At least one province has shown a genuine willingness to do something about these problems.

The Smith government in Alberta announced early in the year that it would move towards paying hospitals per-patient treated as opposed to a fixed annual budget, a policy approach that Quebec has been working on for years. Albertans will also soon be able purchase, at least in a limited way, some diagnostic and surgical services for themselves, which is again already possible in Quebec. Alberta has also gone a step further by allowing physicians to work in both public and private settings.

While controversial in Canada, these approaches simply mirror what is being done in all of the developed world’s top-performing universal health-care systems. Australia, the Netherlands, Germany and Switzerland all pay their hospitals per patient treated, and allow patients the opportunity to purchase care privately if they wish. They all also have better and faster universally accessible health care than Canada’s provinces provide, while spending a little more (Switzerland) or less (Australia, Germany, the Netherlands) than we do.

While these reforms are clearly a step in the right direction, there’s more to be done.

Even if we include Alberta’s reforms, these countries still do some very important things differently.

Critically, all of these countries expect patients to pay a small amount for their universally accessible services. The reasoning is straightforward: we all spend our own money more carefully than we spend someone else’s, and patients will make more informed decisions about when and where it’s best to access the health-care system when they have to pay a little out of pocket.

The evidence around this policy is clear—with appropriate safeguards to protect the very ill and exemptions for lower-income and other vulnerable populations, the demand for outpatient healthcare services falls, reducing delays and freeing up resources for others.

Charging patients even small amounts for care would of course violate the Canada Health Act, but it would also emulate the approach of 100 per cent of the developed world’s top-performing health-care systems. In this case, violating outdated federal policy means better universal health care for Canadians.

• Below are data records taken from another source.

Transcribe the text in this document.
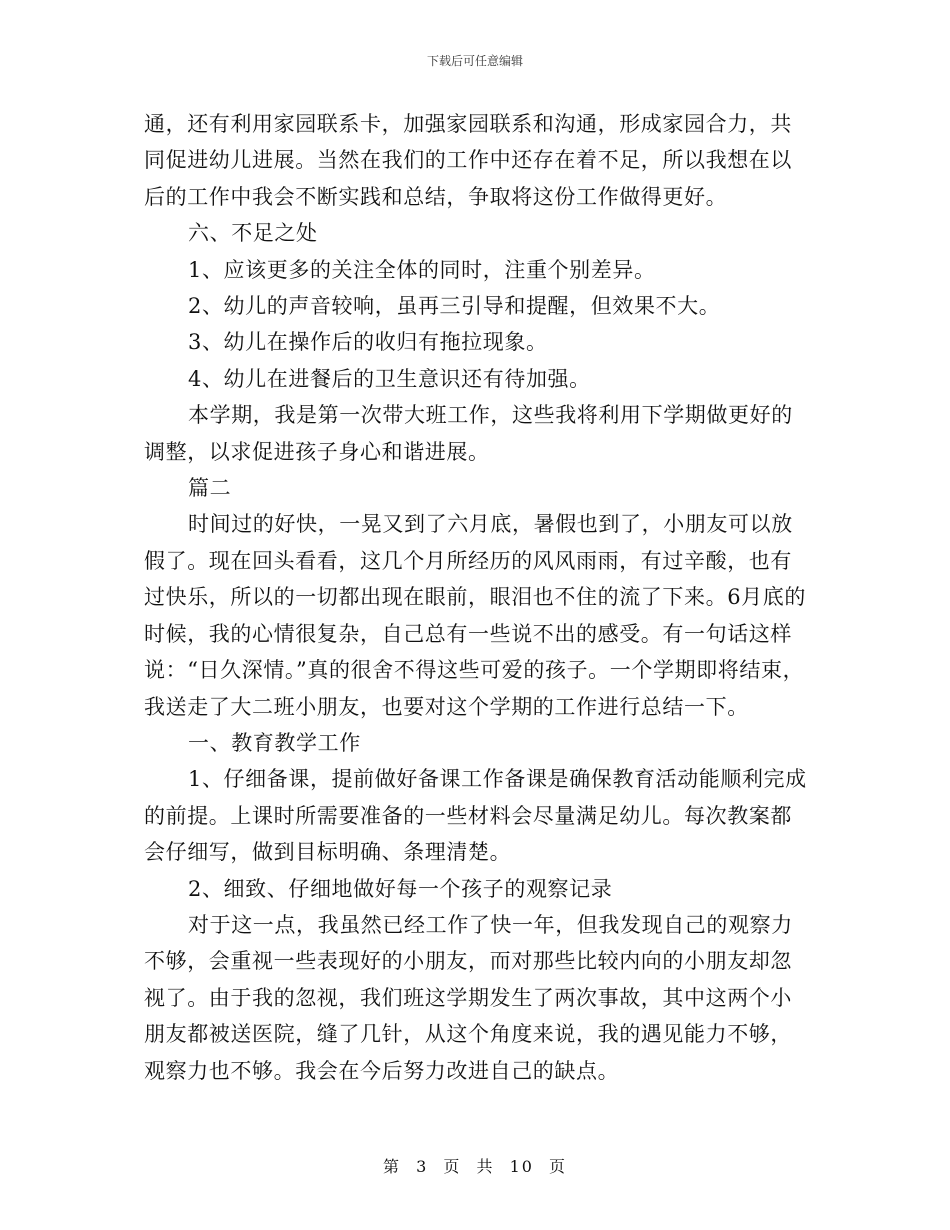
下载后可任意编辑

通，还有利用家园联系卡，加强家园联系和沟通，形成家园合力，共同促进幼儿进展。当然在我们的工作中还存在着不足，所以我想在以后的工作中我会不断实践和总结，争取将这份工作做得更好。

六、不足之处

1、应该更多的关注全体的同时，注重个别差异。

2、幼儿的声音较响，虽再三引导和提醒，但效果不大。

3、幼儿在操作后的收归有拖拉现象。

4、幼儿在进餐后的卫生意识还有待加强。

本学期，我是第一次带大班工作，这些我将利用下学期做更好的调整，以求促进孩子身心和谐进展。

篇二

时间过的好快，一晃又到了六月底，暑假也到了，小朋友可以放假了。现在回头看看，这几个月所经历的风风雨雨，有过辛酸，也有过快乐，所以的一切都出现在眼前，眼泪也不住的流了下来。6月底的时候，我的心情很复杂，自己总有一些说不出的感受。有一句话这样说：“日久深情。”真的很舍不得这些可爱的孩子。一个学期即将结束，我送走了大二班小朋友，也要对这个学期的工作进行总结一下。

一、教育教学工作

1、仔细备课，提前做好备课工作备课是确保教育活动能顺利完成的前提。上课时所需要准备的一些材料会尽量满足幼儿。每次教案都会仔细写，做到目标明确、条理清楚。

2、细致、仔细地做好每一个孩子的观察记录

对于这一点，我虽然已经工作了快一年，但我发现自己的观察力不够，会重视一些表现好的小朋友，而对那些比较内向的小朋友却忽视了。由于我的忽视，我们班这学期发生了两次事故，其中这两个小朋友都被送医院，缝了几针，从这个角度来说，我的遇见能力不够，观察力也不够。我会在今后努力改进自己的缺点。

第 3 页 共 10 页
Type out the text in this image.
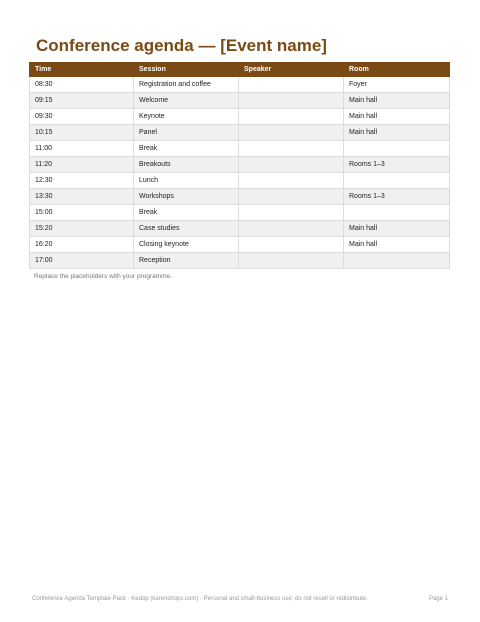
Conference agenda — [Event name]
Time	Session	Speaker	Room
08:30	Registration and coffee		Foyer
09:15	Welcome		Main hall
09:30	Keynote		Main hall
10:15	Panel		Main hall
11:00	Break		
11:20	Breakouts		Rooms 1–3
12:30	Lunch		
13:30	Workshops		Rooms 1–3
15:00	Break		
15:20	Case studies		Main hall
16:20	Closing keynote		Main hall
17:00	Reception		
Replace the placeholders with your programme.
Conference Agenda Template Pack · Kedop (karenshops.com) · Personal and small-business use; do not resell or redistribute.	Page 1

These top-performing countries also see the private sector and innovative entrepreneurs as partners in delivering universal health care. A relationship that is far different from the limited individual contracts some provinces have with private clinics and surgical centres to provide care in Canada. In these other countries, even full-service hospitals are operated by private providers. Importantly, partnering with innovative private providers, even hospitals, to deliver universal health care does not violate the Canada Health Act.

So, while Alberta has made strides this past year moving towards the well-established higher performance policy approach followed elsewhere, the Smith government remains at least a couple steps short of truly adopting a more Australian or European approach for health care. And other provinces have yet to even get to where Alberta will soon be.

Let’s hope in 2026 that Alberta keeps moving towards a truly world class universal health-care experience for patients, and that the other provinces catch up.